Re “Leader of the frack” by Christopher Arns (SN&R Frontlines, January 24):

I read this article with mounting frustration, not understanding why California, with all its environmental concerns, has allowed fracking. Are people and the state really naive enough to believe that when someone injects chemicals, known or unknown, into the soil along with water that is precious to the survival of agriculture and for drinking, that this practice is not going to affect and deteriorate our state's environment? WTF!

OK, so most people don't worry about a future environmental crisis. They wait until it happens and then wonder why nothing was done about it, even though the problems might have been dealt with in the beginning. The food grown in California is some of the best in the world, and it seems that the state is willing to allow the farmland that produces that food to be jeopardized in the name of money and a small bit of gas that will result from this practice.

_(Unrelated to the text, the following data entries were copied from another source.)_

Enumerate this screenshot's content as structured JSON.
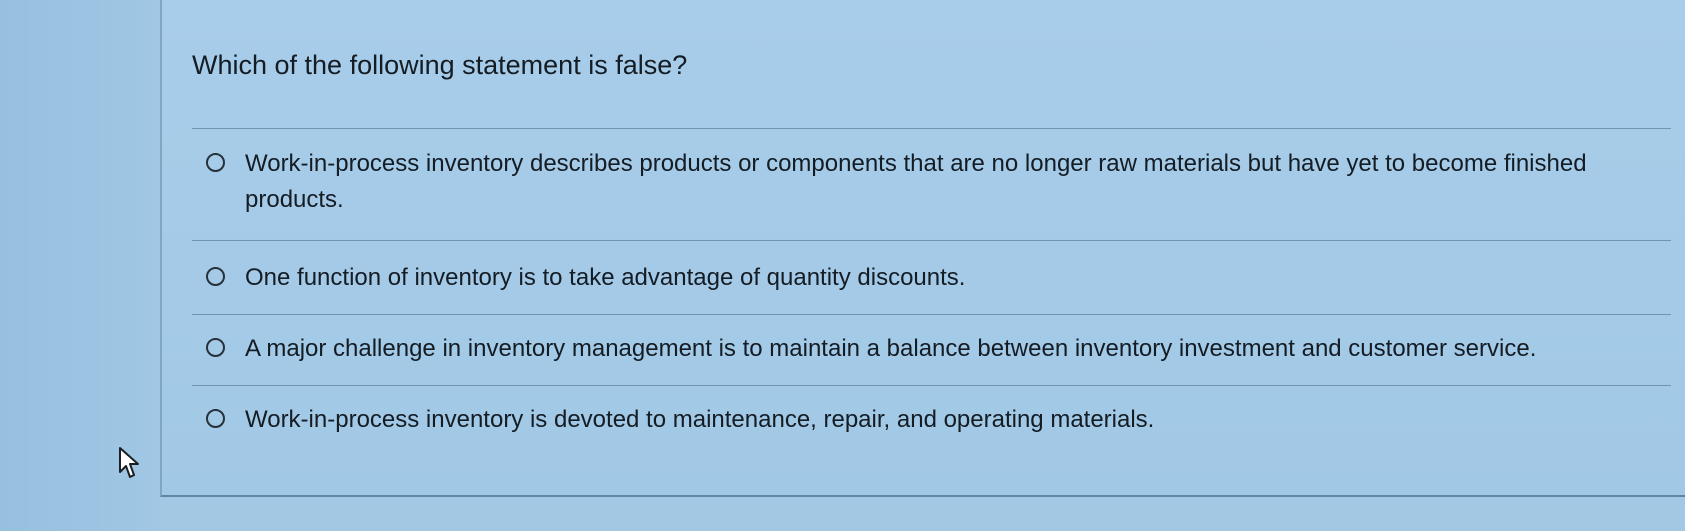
{
  "question": {
    "text": "Which of the following statement is false?"
  },
  "options": [
    {
      "label": "Work-in-process inventory describes products or components that are no longer raw materials but have yet to become finished products.",
      "selected": false
    },
    {
      "label": "One function of inventory is to take advantage of quantity discounts.",
      "selected": false
    },
    {
      "label": "A major challenge in inventory management is to maintain a balance between inventory investment and customer service.",
      "selected": false
    },
    {
      "label": "Work-in-process inventory is devoted to maintenance, repair, and operating materials.",
      "selected": false
    }
  ],
  "icons": {
    "radio": "radio-unchecked-icon",
    "cursor": "mouse-pointer-icon"
  }
}
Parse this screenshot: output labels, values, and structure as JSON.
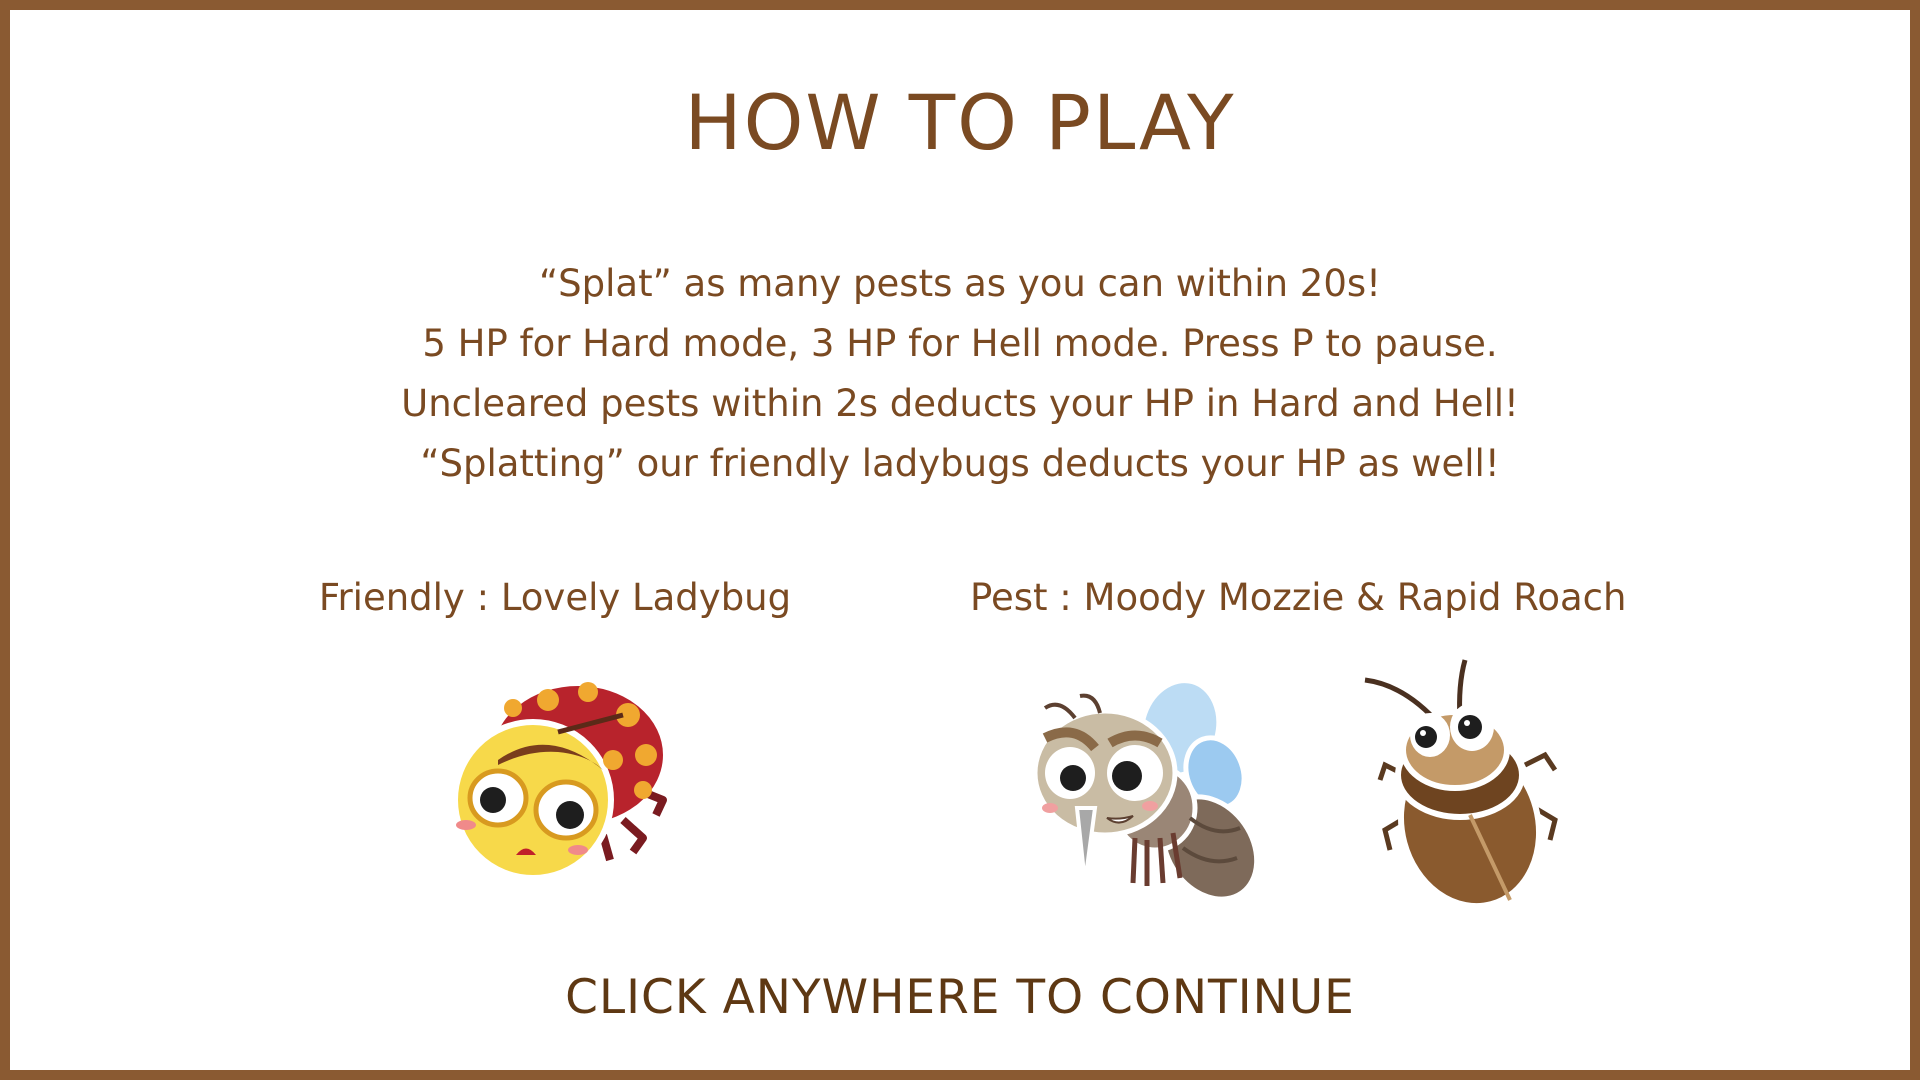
{
  "screen": {
    "title": "HOW TO PLAY",
    "instructions": [
      "“Splat” as many pests as you can within 20s!",
      "5 HP for Hard mode, 3 HP for Hell mode. Press P to pause.",
      "Uncleared pests within 2s deducts your HP in Hard and Hell!",
      "“Splatting” our friendly ladybugs deducts your HP as well!"
    ],
    "friendly_label": "Friendly : Lovely Ladybug",
    "pest_label": "Pest : Moody Mozzie & Rapid Roach",
    "continue_text": "CLICK ANYWHERE TO CONTINUE"
  },
  "characters": [
    {
      "name": "ladybug",
      "icon": "ladybug-icon"
    },
    {
      "name": "mosquito",
      "icon": "mosquito-icon"
    },
    {
      "name": "roach",
      "icon": "roach-icon"
    }
  ],
  "colors": {
    "border": "#8a5a32",
    "text": "#7a4a22",
    "continue_text": "#5e3813"
  }
}
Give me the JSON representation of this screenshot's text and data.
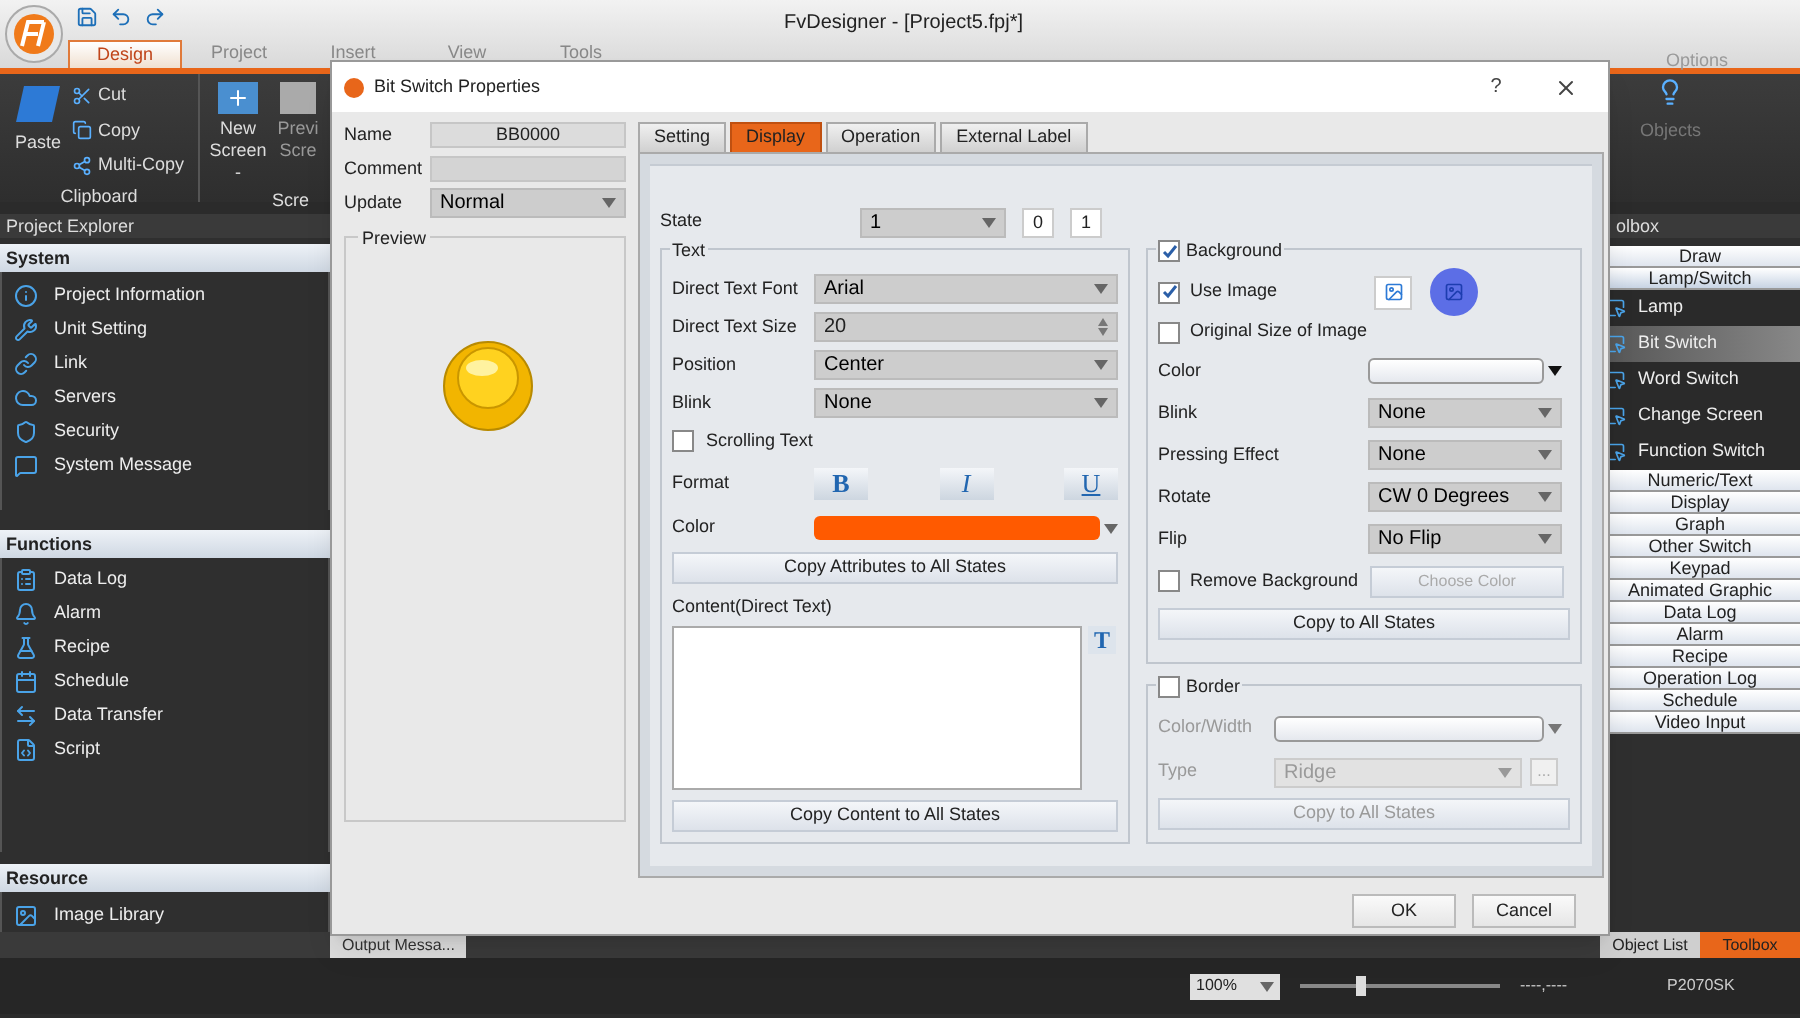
{
  "app": {
    "title": "FvDesigner - [Project5.fpj*]",
    "ribbon_tabs": [
      {
        "label": "Design",
        "selected": true
      },
      {
        "label": "Project",
        "selected": false
      },
      {
        "label": "Insert",
        "selected": false
      },
      {
        "label": "View",
        "selected": false
      },
      {
        "label": "Tools",
        "selected": false
      }
    ],
    "options": "Options",
    "clipboard": {
      "paste": "Paste",
      "cut": "Cut",
      "copy": "Copy",
      "multi_copy": "Multi-Copy",
      "group": "Clipboard"
    },
    "screen": {
      "new": "New Screen -",
      "preview": "Previ Scre",
      "group": "Scre"
    },
    "objects": "Objects"
  },
  "explorer": {
    "title": "Project Explorer",
    "sections": [
      {
        "title": "System",
        "items": [
          "Project Information",
          "Unit Setting",
          "Link",
          "Servers",
          "Security",
          "System Message"
        ]
      },
      {
        "title": "Functions",
        "items": [
          "Data Log",
          "Alarm",
          "Recipe",
          "Schedule",
          "Data Transfer",
          "Script"
        ]
      },
      {
        "title": "Resource",
        "items": [
          "Image Library"
        ]
      }
    ],
    "bottom_tabs": [
      {
        "label": "Output Messa...",
        "selected": false
      }
    ]
  },
  "toolbox": {
    "title": "olbox",
    "categories": [
      {
        "label": "Draw",
        "expanded": false
      },
      {
        "label": "Lamp/Switch",
        "expanded": true,
        "children": [
          {
            "label": "Lamp",
            "selected": false
          },
          {
            "label": "Bit Switch",
            "selected": true
          },
          {
            "label": "Word Switch",
            "selected": false
          },
          {
            "label": "Change Screen",
            "selected": false
          },
          {
            "label": "Function Switch",
            "selected": false
          }
        ]
      },
      {
        "label": "Numeric/Text",
        "expanded": false
      },
      {
        "label": "Display",
        "expanded": false
      },
      {
        "label": "Graph",
        "expanded": false
      },
      {
        "label": "Other Switch",
        "expanded": false
      },
      {
        "label": "Keypad",
        "expanded": false
      },
      {
        "label": "Animated Graphic",
        "expanded": false
      },
      {
        "label": "Data Log",
        "expanded": false
      },
      {
        "label": "Alarm",
        "expanded": false
      },
      {
        "label": "Recipe",
        "expanded": false
      },
      {
        "label": "Operation Log",
        "expanded": false
      },
      {
        "label": "Schedule",
        "expanded": false
      },
      {
        "label": "Video Input",
        "expanded": false
      }
    ],
    "bottom_tabs": [
      {
        "label": "Object List",
        "selected": false
      },
      {
        "label": "Toolbox",
        "selected": true
      }
    ]
  },
  "status_bar": {
    "zoom": "100%",
    "zoom_slider": {
      "level": 0.3
    },
    "coords": "----,----",
    "model": "P2070SK"
  },
  "dialog": {
    "title": "Bit Switch Properties",
    "help": "?",
    "name": {
      "label": "Name",
      "value": "BB0000"
    },
    "comment": {
      "label": "Comment"
    },
    "update": {
      "label": "Update",
      "value": "Normal"
    },
    "preview": {
      "label": "Preview"
    },
    "tabs": [
      {
        "label": "Setting",
        "selected": false
      },
      {
        "label": "Display",
        "selected": true
      },
      {
        "label": "Operation",
        "selected": false
      },
      {
        "label": "External Label",
        "selected": false
      }
    ],
    "state": {
      "label": "State",
      "value": "1",
      "buttons": [
        "0",
        "1"
      ]
    },
    "text_group": {
      "title": "Text",
      "rows": [
        {
          "kind": "select",
          "label": "Direct Text Font",
          "value": "Arial"
        },
        {
          "kind": "spin",
          "label": "Direct Text Size",
          "value": "20"
        },
        {
          "kind": "select",
          "label": "Position",
          "value": "Center"
        },
        {
          "kind": "select",
          "label": "Blink",
          "value": "None"
        }
      ],
      "scrolling_text": {
        "label": "Scrolling Text",
        "checked": false
      },
      "format": {
        "label": "Format",
        "buttons": [
          "B",
          "I",
          "U"
        ]
      },
      "color": {
        "label": "Color",
        "color": "#ff5a00"
      },
      "copy_attributes": "Copy Attributes to All States",
      "content": {
        "label": "Content(Direct Text)",
        "text_button": "T"
      },
      "copy_content": "Copy Content to All States"
    },
    "background": {
      "title": "Background",
      "checked": true,
      "use_image": {
        "label": "Use Image",
        "checked": true
      },
      "original_size": {
        "label": "Original Size of Image",
        "checked": false
      },
      "rows": [
        {
          "kind": "color",
          "label": "Color"
        },
        {
          "kind": "select",
          "label": "Blink",
          "value": "None"
        },
        {
          "kind": "select",
          "label": "Pressing Effect",
          "value": "None"
        },
        {
          "kind": "select",
          "label": "Rotate",
          "value": "CW 0 Degrees"
        },
        {
          "kind": "select",
          "label": "Flip",
          "value": "No Flip"
        }
      ],
      "remove_background": {
        "label": "Remove Background",
        "checked": false
      },
      "choose_color": {
        "label": "Choose Color",
        "disabled": true
      },
      "copy": "Copy to All States"
    },
    "border": {
      "title": "Border",
      "checked": false,
      "rows": [
        {
          "kind": "color",
          "label": "Color/Width"
        },
        {
          "kind": "select",
          "label": "Type",
          "value": "Ridge"
        }
      ],
      "more": "...",
      "copy": "Copy to All States"
    },
    "buttons": [
      "OK",
      "Cancel"
    ]
  }
}
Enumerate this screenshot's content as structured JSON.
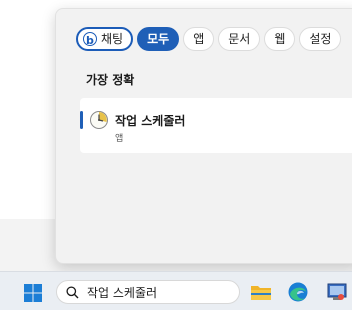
{
  "filters": [
    {
      "label": "채팅",
      "icon": "bing-icon",
      "state": "outlined"
    },
    {
      "label": "모두",
      "state": "selected"
    },
    {
      "label": "앱"
    },
    {
      "label": "문서"
    },
    {
      "label": "웹"
    },
    {
      "label": "설정"
    }
  ],
  "best_match": {
    "heading": "가장 정확",
    "name": "작업 스케줄러",
    "type": "앱",
    "icon": "task-scheduler-icon"
  },
  "taskbar": {
    "search_value": "작업 스케줄러",
    "icons": [
      "windows-start-icon",
      "file-explorer-icon",
      "edge-browser-icon",
      "app-icon"
    ]
  },
  "colors": {
    "accent": "#1f5fb7",
    "panel": "#f2f2f2",
    "taskbar": "#eaeef3"
  }
}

If businesses that are involved in fracking would put their creativity, money and time into developing innovations in alternative, sustainable energy, we would all win. But they, like so many in the world, insist on trying to profit from sucking up the last bit of gas from the earth with no thought about the survival of future generations.

So what will it be? Poison for profit or survival?

Ellen McMahill


Kings should take K.J. with them

Re “'Maloofed'” by Nick Miller (SN&R Editor's Note, January 24):

I seldom agree with your paper's opinions. However, you got it right on the Sacramento Kings, the Maloofs and the waste of public funds on an arena. The city has cut police officers and garbage services, and all the mayor can talk about is a basketball team and an arena. The Kings can't leave soon enough; perhaps they will take Mayor Kevin Johnson with them. One can hope.

Clyde Campbell


Congressman McClintock responds

Re “Poor choice, Tom” (SN&R Editorial, January 10):

SN&R recently attacked my vote against the so-called fiscal-cliff deal, posing it as a choice between recession and recovery. Hardly. The bill increased the obligations of the federal government by more than $300 billion, according to the Congressional Budget Office, sapping future economic growth and funding special-interest carve-outs for politically connected concerns. Worse, the deal left in place massive tax increases that impact 76 percent of net small-business income—precisely the income they use to create two-thirds of the new jobs in our economy. Both the Congressional Budget Office and Ernst & Young have warned this policy will result in hundreds of thousands of lost jobs.

I wonder what the editors plan to say to those families who are thrown into unemployment because of this policy? “Cheer up, we really socked it to your ‘ultrawealthy' (former) employer”?